Lenin and Trotsky, based on Lenin's theory of imperialism, saw the world being divided in the same way it had been in the 19th century, into colonial empires, and annexed countries, but the reality of what Trotsky outlines, here, is that that world was ending, and the age of the huge multinational state was emerging, which was to be seen in the development of the EU, and similar blocs across the globe. Its again what makes Brexit such a utopian and reactionary venture, which already is tearing Britain itself apart, and sees it, on the one hand economically subordinated to the EU, and politically subordinated to the US, a condition that itself cannot be sustained.

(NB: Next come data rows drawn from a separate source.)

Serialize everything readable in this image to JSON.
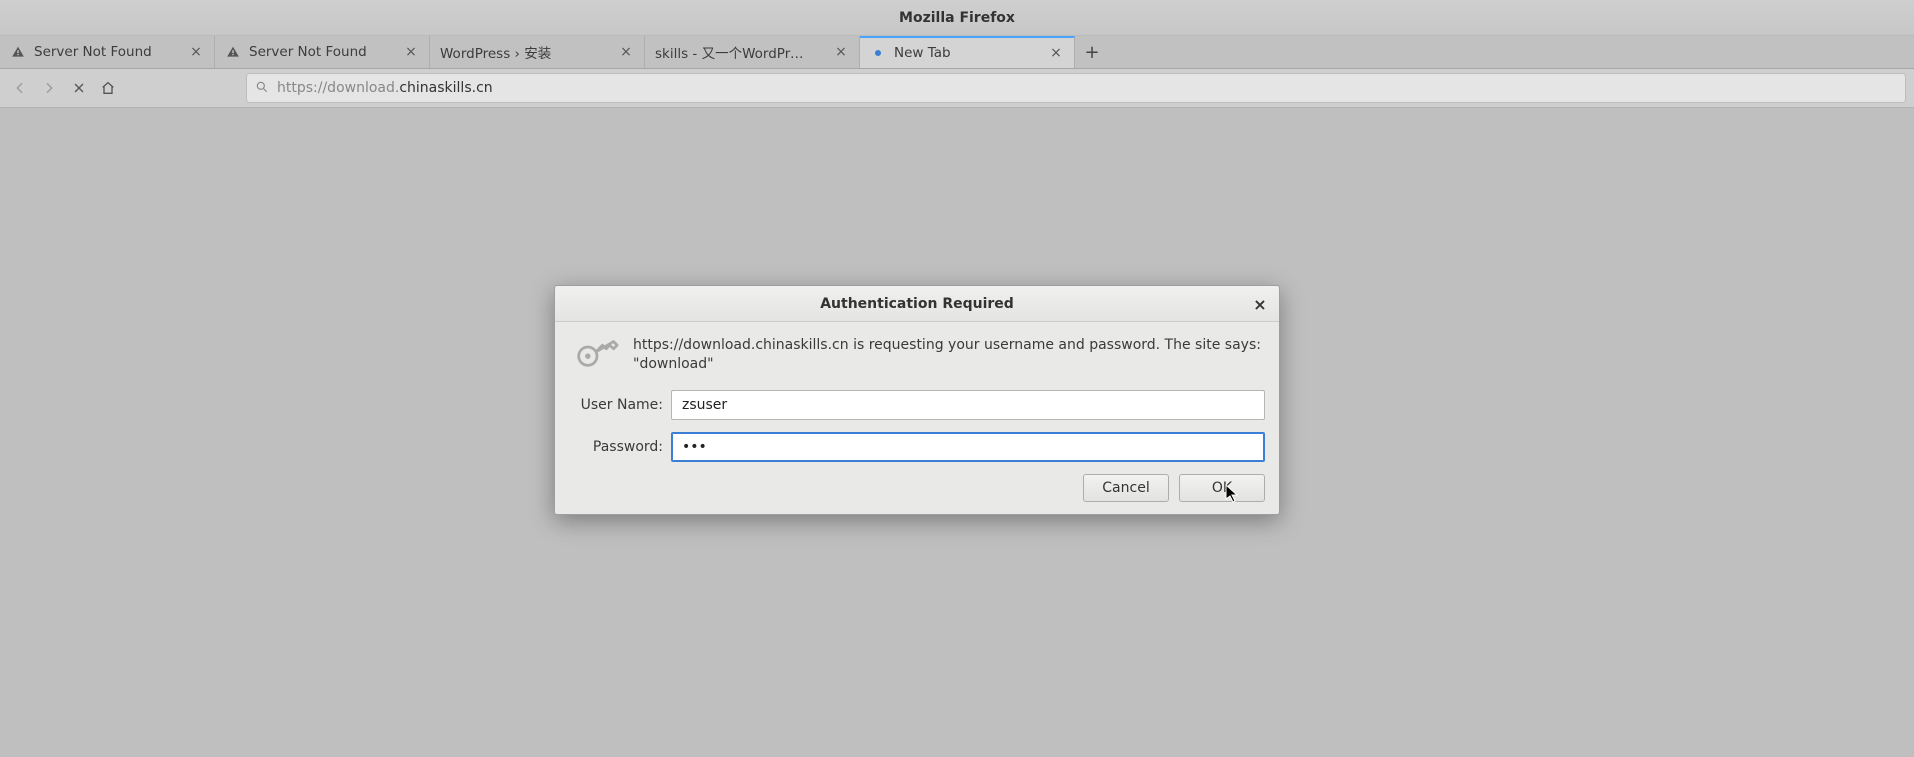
{
  "window": {
    "title": "Mozilla Firefox"
  },
  "tabs": [
    {
      "label": "Server Not Found",
      "icon": "warning"
    },
    {
      "label": "Server Not Found",
      "icon": "warning"
    },
    {
      "label": "WordPress › 安装",
      "icon": "none"
    },
    {
      "label": "skills - 又一个WordPress站",
      "icon": "none"
    },
    {
      "label": "New Tab",
      "icon": "loading",
      "active": true
    }
  ],
  "url": {
    "prefix": "https://download.",
    "domain": "chinaskills.cn"
  },
  "dialog": {
    "title": "Authentication Required",
    "message": "https://download.chinaskills.cn is requesting your username and password. The site says: \"download\"",
    "user_label": "User Name:",
    "pass_label": "Password:",
    "user_value": "zsuser",
    "pass_value": "•••",
    "cancel": "Cancel",
    "ok": "OK"
  }
}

The position and fate of Ukraine, today, is comparable to that of Belgium in WWI, and as Trotsky says,

“Belgium still groans under the yoke of German militarism. This, however, is but the visible sanguinary and dramatic expression of the collapse of her independence. The “liberation” of Belgium does not at all confront the Allied governments as an independent task. Both in the further progress of the war and after its conclusion, Belgium will become but a pawn in the great game of the capitalist giants. Failing the intervention of the third power – the revolution – Belgium may as a result of the war remain in German bondage, or fall under the yoke of Great Britain, or be divided between the powerful robbers of the two coalitions.”